Segunda-Feira 09/06/2025 03:31

A polícia do capitão

Brasil - Política - Intimidação Contra a Oposição


“GENOCIDA” Manifestantes protestam contra o presidente Bolsonaro em frente ao Palácio do Planalto, em Brasília, no dia 19 de março (Crédito:Eraldo Peres)

Com a perda de sustentação política, Bolsonaro usa a Polícia Federal e a Lei de Segurança Nacional para calar os críticos do seu governo. A estratégia é intimidar opositores e estimular as polícias dos estados a seguir a mesma conduta

Desde a redemocratização, nunca as instituições foram tão desafiadas quanto na era Bolsonaro. O presidente já tentou intimidar o STF incitando a sedição. Questionou a lisura das eleições, preparando-se para um futuro resultado desfavorável em 2022. Agora,à medida que sua popularidade despenca e perde sustentação política, radicaliza sua estratégia. Quer calar os críticos e a oposição recorrendo a um instrumento da ditadura, a Lei de Segurança Nacional (LSN).

Estabelecida em 1983, a Lei de Segurança Nacional (LSN) foi criada para proteger o regime militar que agonizava. Ela prevê crimes contra a “ordem política e social”, como caluniar ou difamar os presidentes do Poderes, imputando-lhes fato definido como “crime ou ofensivo à reputação”. Desde então, nenhum presidente a havia usado para criminalizar a crítica. Bolsonaro faz isso, e com método. Usa o governo federal e as polícias estaduais para atingir professores, jornalistas, adversários e críticos em geral. Para se ter uma ideia, o número de inquéritos com base nessa lei já cresceu 285% em relação às gestões Dilma e Temer. A Polícia Federal tem “caçado” os críticos de Bolsonaro pelo Brasil. Nesse mês, o sociólogo Tiago Costa Rodrigues, de Palmas (TO) , foi intimado a prestar depoimento por produzir um outdoor comparando Bolsonaro a um “pequi roído”, expressão típica da região do cerrado. Rodrigues conta que a ideia surgiu a partir de um grupo de WhatsApp. De lá saiu a decisão de criar uma vaquinha para custear dois painéis. A polícia começou a investigá-lo porque um empresário da região, bolsonarista, fez uma denúncia. “A PF queria saber se eu tinha intuito de ofender o presidente”.

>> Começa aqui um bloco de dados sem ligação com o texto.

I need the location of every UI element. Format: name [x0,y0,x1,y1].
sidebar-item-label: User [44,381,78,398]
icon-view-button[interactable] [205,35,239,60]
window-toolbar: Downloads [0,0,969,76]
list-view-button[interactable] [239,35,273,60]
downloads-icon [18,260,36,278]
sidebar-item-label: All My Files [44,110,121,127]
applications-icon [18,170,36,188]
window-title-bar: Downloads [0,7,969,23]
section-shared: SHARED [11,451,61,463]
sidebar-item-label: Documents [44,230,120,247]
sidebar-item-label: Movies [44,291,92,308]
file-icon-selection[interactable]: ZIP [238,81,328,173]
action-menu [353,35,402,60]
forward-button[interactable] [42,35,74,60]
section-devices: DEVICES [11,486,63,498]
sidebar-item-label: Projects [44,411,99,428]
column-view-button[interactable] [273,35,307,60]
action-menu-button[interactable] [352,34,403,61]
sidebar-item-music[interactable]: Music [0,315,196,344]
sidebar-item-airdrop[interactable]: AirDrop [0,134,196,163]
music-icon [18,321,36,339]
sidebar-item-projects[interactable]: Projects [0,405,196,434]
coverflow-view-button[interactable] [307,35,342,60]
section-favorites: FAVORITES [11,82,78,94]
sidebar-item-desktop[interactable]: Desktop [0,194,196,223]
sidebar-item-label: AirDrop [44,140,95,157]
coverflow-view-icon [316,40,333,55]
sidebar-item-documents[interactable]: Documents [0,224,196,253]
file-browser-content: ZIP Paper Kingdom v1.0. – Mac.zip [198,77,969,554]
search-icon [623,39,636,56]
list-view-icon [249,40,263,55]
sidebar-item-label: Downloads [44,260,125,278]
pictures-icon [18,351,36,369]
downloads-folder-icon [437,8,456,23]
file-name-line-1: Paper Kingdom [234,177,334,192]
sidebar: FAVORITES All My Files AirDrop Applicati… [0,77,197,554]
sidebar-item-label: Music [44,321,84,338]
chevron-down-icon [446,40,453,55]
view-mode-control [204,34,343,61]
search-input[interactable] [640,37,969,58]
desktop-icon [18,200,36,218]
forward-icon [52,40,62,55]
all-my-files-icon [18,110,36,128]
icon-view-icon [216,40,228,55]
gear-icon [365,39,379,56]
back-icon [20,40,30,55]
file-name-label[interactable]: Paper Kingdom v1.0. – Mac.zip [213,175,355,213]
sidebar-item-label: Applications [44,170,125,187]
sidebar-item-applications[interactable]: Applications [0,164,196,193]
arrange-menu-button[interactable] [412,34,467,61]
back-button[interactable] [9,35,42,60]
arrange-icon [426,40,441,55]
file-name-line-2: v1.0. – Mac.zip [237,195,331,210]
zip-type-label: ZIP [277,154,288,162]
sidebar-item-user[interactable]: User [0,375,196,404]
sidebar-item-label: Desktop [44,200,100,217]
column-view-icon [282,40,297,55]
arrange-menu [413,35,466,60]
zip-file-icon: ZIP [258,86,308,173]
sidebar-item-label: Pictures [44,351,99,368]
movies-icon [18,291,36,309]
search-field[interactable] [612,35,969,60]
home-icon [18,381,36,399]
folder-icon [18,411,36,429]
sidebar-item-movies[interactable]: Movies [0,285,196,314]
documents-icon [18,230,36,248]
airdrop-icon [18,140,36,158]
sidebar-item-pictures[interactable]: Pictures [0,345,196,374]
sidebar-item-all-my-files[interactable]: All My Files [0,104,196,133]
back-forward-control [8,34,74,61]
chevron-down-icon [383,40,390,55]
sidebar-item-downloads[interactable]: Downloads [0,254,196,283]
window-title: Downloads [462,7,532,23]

Imprensa e políticos na mira

Rodrigues resolveu denunciar a ação ao notar o aumento de número de casos semelhantes ao seu. Em Brasília, um grupo de manifestantes foi preso por estender uma faixa de protesto na Praça dos Três Poderes, na quinta-feira, 18. Ela continha uma charge do presidente próximo a uma suástica e a mensagem: “Bolsonaro genocida”. Cinco foram detidos pela PM e encaminhados para a PF, onde prestaram depoimento. Um era o microempresário Guilherme Martins Peres, de 24 anos, que não é filiado a nenhum partido. “Eles tentaram encaixar isso na LSN, porque estão tentando abafar uma coisa que não tem como abafar. Bolsonaro é genocida, sim. Já está na boca do povo”, afirma. Para ele, “é nítida a vontade da PF de tentar estar sempre do lado do presidente”. Disse que o grupo já tinha usado o mesmo cartaz em outra manifestação e que só acrescentaram a frase “Bolsonaro Genocida” depois do caso do youtuber Felipe Neto. O influencer, famoso pelos vídeos para adolescentes, é outra vítima da polícia política bolsonarista. A pedido de Carlos Bolsonaro, foi alvo de investigação na Polícia Civil do Rio de Janeiro, com base na LSN, após fazer um post chamando o mandatário de “genocida”. Não foi a primeira investida. O mesmo delegado dessa ação já havia indiciado o youtuber por “corrupção de menores”.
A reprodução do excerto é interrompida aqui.